For many young children and individuals who struggle with social situations, virtual social skills threw a whole set of additional rules that they needed to learn how to navigate. For those of us who are more intuitive about social situations, we quickly learned that we could wear a nicer top with pajama pants on the bottom. We learned how to wait that extra second to talk when we saw someone unmute themselves. We learned when to turn off our cameras, when to press mute, not to sit in front of a bright window, and not to change our virtual backgrounds while our bosses held meetings. We learned the lingo – “waiting room”, “annotating”, “sharing our screen”, “audio”, “video”. While we may have had a fairly firm grasp of what these terms meant before Zoom life, we readily tweaked our definitions in the context of our new virtual experiences.
It became clear very early on in the quarantine that my boys needed some direct instruction on the social rules of virtual classrooms and virtual social interactions. They are 8 years old and neurotypical, and virtual interactions were new for them.

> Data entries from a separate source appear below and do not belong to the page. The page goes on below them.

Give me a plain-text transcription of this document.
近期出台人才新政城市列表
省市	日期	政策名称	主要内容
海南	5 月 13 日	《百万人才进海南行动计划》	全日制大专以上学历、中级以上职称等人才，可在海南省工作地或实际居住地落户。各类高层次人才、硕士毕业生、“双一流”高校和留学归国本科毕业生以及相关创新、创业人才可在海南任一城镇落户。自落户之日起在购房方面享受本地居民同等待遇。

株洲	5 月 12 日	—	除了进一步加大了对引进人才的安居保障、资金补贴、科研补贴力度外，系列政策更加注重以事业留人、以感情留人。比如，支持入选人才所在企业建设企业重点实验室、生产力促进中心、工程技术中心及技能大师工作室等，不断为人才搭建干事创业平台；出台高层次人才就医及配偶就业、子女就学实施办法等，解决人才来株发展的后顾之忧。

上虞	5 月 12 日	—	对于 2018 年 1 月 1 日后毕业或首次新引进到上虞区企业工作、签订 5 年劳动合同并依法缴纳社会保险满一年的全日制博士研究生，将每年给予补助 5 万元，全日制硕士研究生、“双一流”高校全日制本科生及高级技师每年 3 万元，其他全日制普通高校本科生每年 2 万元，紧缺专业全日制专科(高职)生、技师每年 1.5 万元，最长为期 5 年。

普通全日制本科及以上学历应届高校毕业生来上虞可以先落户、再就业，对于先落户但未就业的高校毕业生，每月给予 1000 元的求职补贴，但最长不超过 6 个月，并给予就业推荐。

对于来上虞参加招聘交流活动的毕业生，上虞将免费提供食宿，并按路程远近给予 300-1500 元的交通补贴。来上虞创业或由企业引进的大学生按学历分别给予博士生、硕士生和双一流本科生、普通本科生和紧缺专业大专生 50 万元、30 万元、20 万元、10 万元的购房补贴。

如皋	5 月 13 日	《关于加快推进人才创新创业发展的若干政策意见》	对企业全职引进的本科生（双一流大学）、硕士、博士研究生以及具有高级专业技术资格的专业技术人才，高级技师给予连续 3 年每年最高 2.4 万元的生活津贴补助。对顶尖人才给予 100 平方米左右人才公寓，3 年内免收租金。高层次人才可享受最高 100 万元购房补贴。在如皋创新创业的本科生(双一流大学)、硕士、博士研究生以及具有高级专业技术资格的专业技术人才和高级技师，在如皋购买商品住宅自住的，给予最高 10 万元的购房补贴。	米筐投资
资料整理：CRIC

As young children, they are still learning in-person social skills; surely, they could not be expected to know much about this new kind of social interaction.
In that same way, as I worked with my students, I noticed that many needed much of that same kind of direct instruction with additional support. While we’re still talking about the plans for the fall and while many of us are still spending most of our social interactions virtually, I’d like to offer some talking points for you and your children/students to help shape their virtual social skills:
- “You know what I noticed? Talking on Zoom is so different than talking face to face, isn’t it? I can’t see people’s postures to tell me if they’re bored, and I can’t pick up on face clues to tell me how someone is feeling. What do you notice?”
- “You know what I noticed? It’s really hard to focus on what someone is saying when other people’s microphones are not muted. Let’s remember to mute ours.”
- “When my professor is talking, I like to keep the settings on “Active Speaker” so that I don’t get distracted by everyone in class. It helps me focus. Which setting do you like for class? Do you ever like to use Gallery View? When?”
- “Sometimes it’s hard to find an open moment to ask a question when everyone else is talking, isn’t it? When that happens to me, I like to type my question in the chat box. When my teacher is ready, he’ll/she’ll see it.”
- “When you keep changing your virtual screen, it can be really distracting to everyone in this meeting. If you want to try a new screen, let’s get on a few minutes before class, ok?”
- “There is more than one way to tell someone you agree with them on Zoom. You can nod. You can put your thumbs up. You can write an encouraging message on the chat. You can unmute yourself for a seconds to tell them you agree using your voice. Which is your favorite way?”
There are so many discussions to have with our children about virtual interactions but I hope that these can get you started!